Não há um número predeterminado e preestabelecido de revisões. Uma única revisão pode ser o bastante, todas as revisões podem ser infrutíferas, ou ainda é possível se pensar numa revisão infinita. De todo modo, não me recordo de ter escrito um único poema que não tenha sido objeto de correções.
Lembro, por outro lado, de vários aprimoramentos que eu devo à opinião de terceiros, principalmente dos amigos e poetas Marcílio Costa e Andreev Veiga, e de minha mãe, a quem eu devo o amor pela poesia.
Essas ponderações de terceiros, sejam eles teóricos, leitores ou outros poetas, é mais válida quanto maior for o seu conhecimento sobre a “obra” do poeta em questão. Quanto mais inteiro for esse conhecimento, maior será a abrangência da leitura e a chance de ponderar o poema dentro de um contexto, ao invés de observá-lo isoladamente.

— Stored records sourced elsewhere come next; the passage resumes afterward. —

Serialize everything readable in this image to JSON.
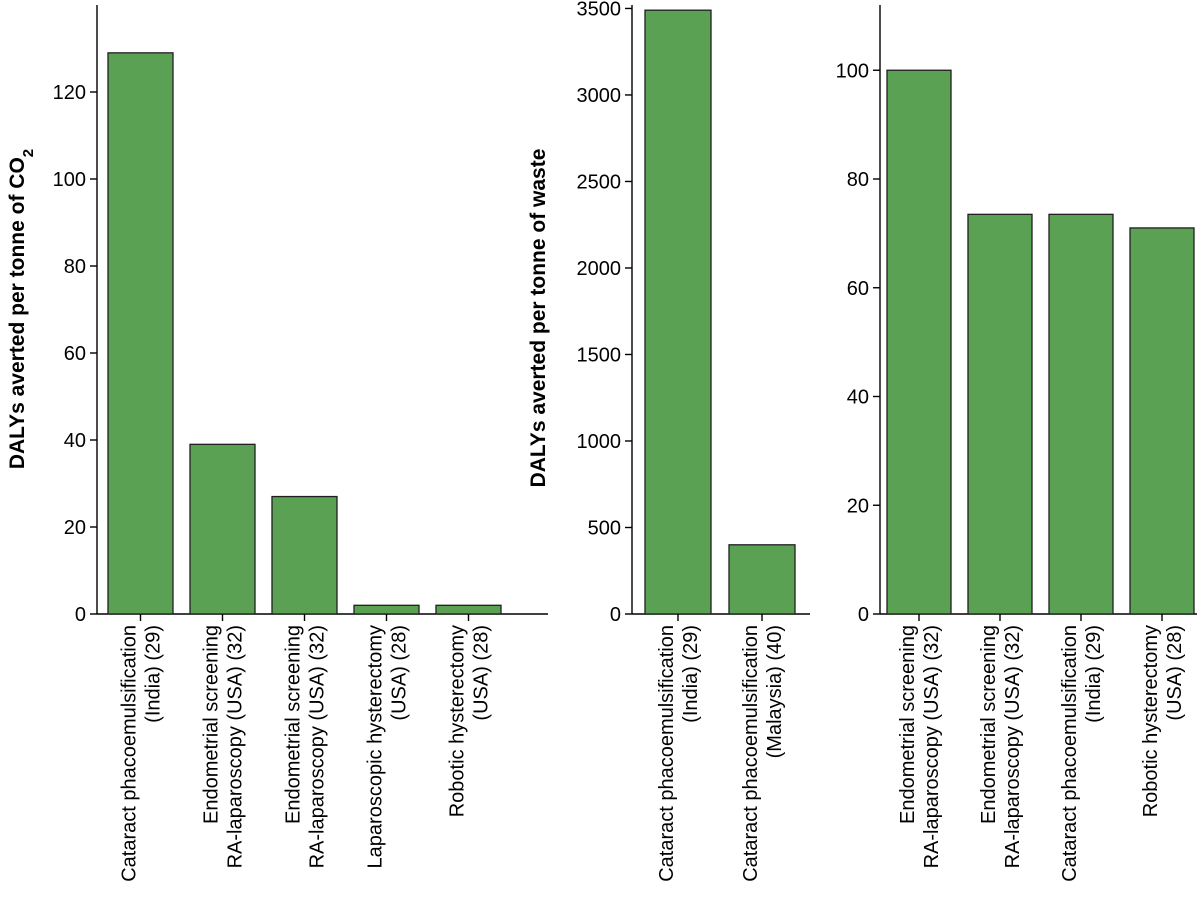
{
  "colors": {
    "bar": "#5aa153",
    "axis": "#000000"
  },
  "chart_data": [
    {
      "type": "bar",
      "title": "",
      "xlabel": "",
      "ylabel": "DALYs averted per tonne of CO",
      "ylabel_subscript": "2",
      "ylim": [
        0,
        140
      ],
      "yticks": [
        0,
        20,
        40,
        60,
        80,
        100,
        120
      ],
      "categories": [
        [
          "Cataract phacoemulsification",
          "(India) (29)"
        ],
        [
          "Endometrial screening",
          "RA-laparoscopy (USA) (32)"
        ],
        [
          "Endometrial screening",
          "RA-laparoscopy (USA) (32)"
        ],
        [
          "Laparoscopic hysterectomy",
          "(USA) (28)"
        ],
        [
          "Robotic hysterectomy",
          "(USA) (28)"
        ]
      ],
      "values": [
        129,
        39,
        27,
        2,
        2
      ]
    },
    {
      "type": "bar",
      "title": "",
      "xlabel": "",
      "ylabel": "DALYs averted per tonne of waste",
      "ylim": [
        0,
        3520
      ],
      "yticks": [
        0,
        500,
        1000,
        1500,
        2000,
        2500,
        3000,
        3500
      ],
      "categories": [
        [
          "Cataract phacoemulsification",
          "(India) (29)"
        ],
        [
          "Cataract phacoemulsification",
          "(Malaysia) (40)"
        ]
      ],
      "values": [
        3490,
        400
      ]
    },
    {
      "type": "bar",
      "title": "",
      "xlabel": "",
      "ylabel": "",
      "ylim": [
        0,
        112
      ],
      "yticks": [
        0,
        20,
        40,
        60,
        80,
        100
      ],
      "categories": [
        [
          "Endometrial screening",
          "RA-laparoscopy (USA) (32)"
        ],
        [
          "Endometrial screening",
          "RA-laparoscopy (USA) (32)"
        ],
        [
          "Cataract phacoemulsification",
          "(India) (29)"
        ],
        [
          "Robotic hysterectomy",
          "(USA) (28)"
        ]
      ],
      "values": [
        100,
        73.5,
        73.5,
        71
      ]
    }
  ]
}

Um poema, separado de outros poemas do mesmo autor, pode ter uma aparência mais hermética do que teria se fosse lido juntamente com o restante da obra, de modo que o melhor juízo provém da leitura inteira e não da leitura aos pedaços.
Como é sua relação com a tecnologia? Você escreve seus primeiros rascunhos à mão ou no computador?
Acho que os primeiros rascunhos podem ser escritos em qualquer lugar: no caderno, no celular ou numa simples folha de papel. Mas o poema, depois de superar a fase preliminar, deve ser escrito no computador. De todas as opções que testei no decorrer dos anos, o computador é a que oferece a melhor visão para a leitura e para a revisão do poema.
Talvez seja mais apropriado dizer que o poema, ao invés de ter de ser escrito no computador, deve ser admirado e estudado no computador. Cheguei a essa conclusão depois de tantos poemas escritos à mão, que, passados para essa máquina, causaram-me uma impressão totalmente diferente e a sensação, que outrora era de dever cumprido, esfarelou-se no ar.
De onde vêm suas ideias? Há um conjunto de hábitos que você cultiva para se manter criativo?
Acho que não estou dentro de uma tradição, da poesia brasileira, capaz de sublimar o dia a dia. Não escrevo sobre a mulher que aparece na janela ou sobre o calor de uma tarde qualquer.
Acredito que a minha escrita depende, acima de tudo, de leitura. A leitura é a fonte principal. A origem dos meus livros são outros livros – de história, de filosofia ou simplesmente romances ou poemas.
Indo mais além, posso afirmar que os livros não são apenas a fonte de minhas principais ideias. São a própria origem do ato de escrever e do ímpeto de se tornar um escritor, afinal de contas, somente quem leu um livro de Camus ou Rimbaud e o amou, acima de tudo, poderia dedicar a sua vida à escrita de outros livros, buscando igualar os seus ídolos.
O que você acha que mudou no seu processo de escrita ao longo dos anos? O que você diria a si mesmo se pudesse voltar à escrita de seus primeiros textos?
Penso que a minha poesia se tornou menos confessional e menos erótica e se aproximou de temas mais históricos e sobretudo metafísicos, principalmente depois da leitura dos russos e de Homero e Virgílio.
Se eu tivesse a chance de olhar para o espelho e encarar o garoto que eu fui e que decidiu tornar-se escritor, eu apenas lhe agradeceria por ter dado um sentido para a minha vida.
Que projeto você gostaria de fazer, mas ainda não começou? Que livro você gostaria de ler e ele ainda não existe?
O poema de W. H. Auden, em homenagem ao W. B. Yeats, é um dos maiores do Século XX. Quando o li pela primeira vez, decidi que tenho de escrever um poema, tão grande quanto esse, para cada escritor que se tornou decisivo em minha vida: Dylan Thomas, Borges, Dostoievski, Tolstói e Albert Camus.
Gostaria de ler a continuação de Odisséia. Gostaria de ver a poesia a desafiar o mundo ateu, trazendo os deuses de volta para o mundo.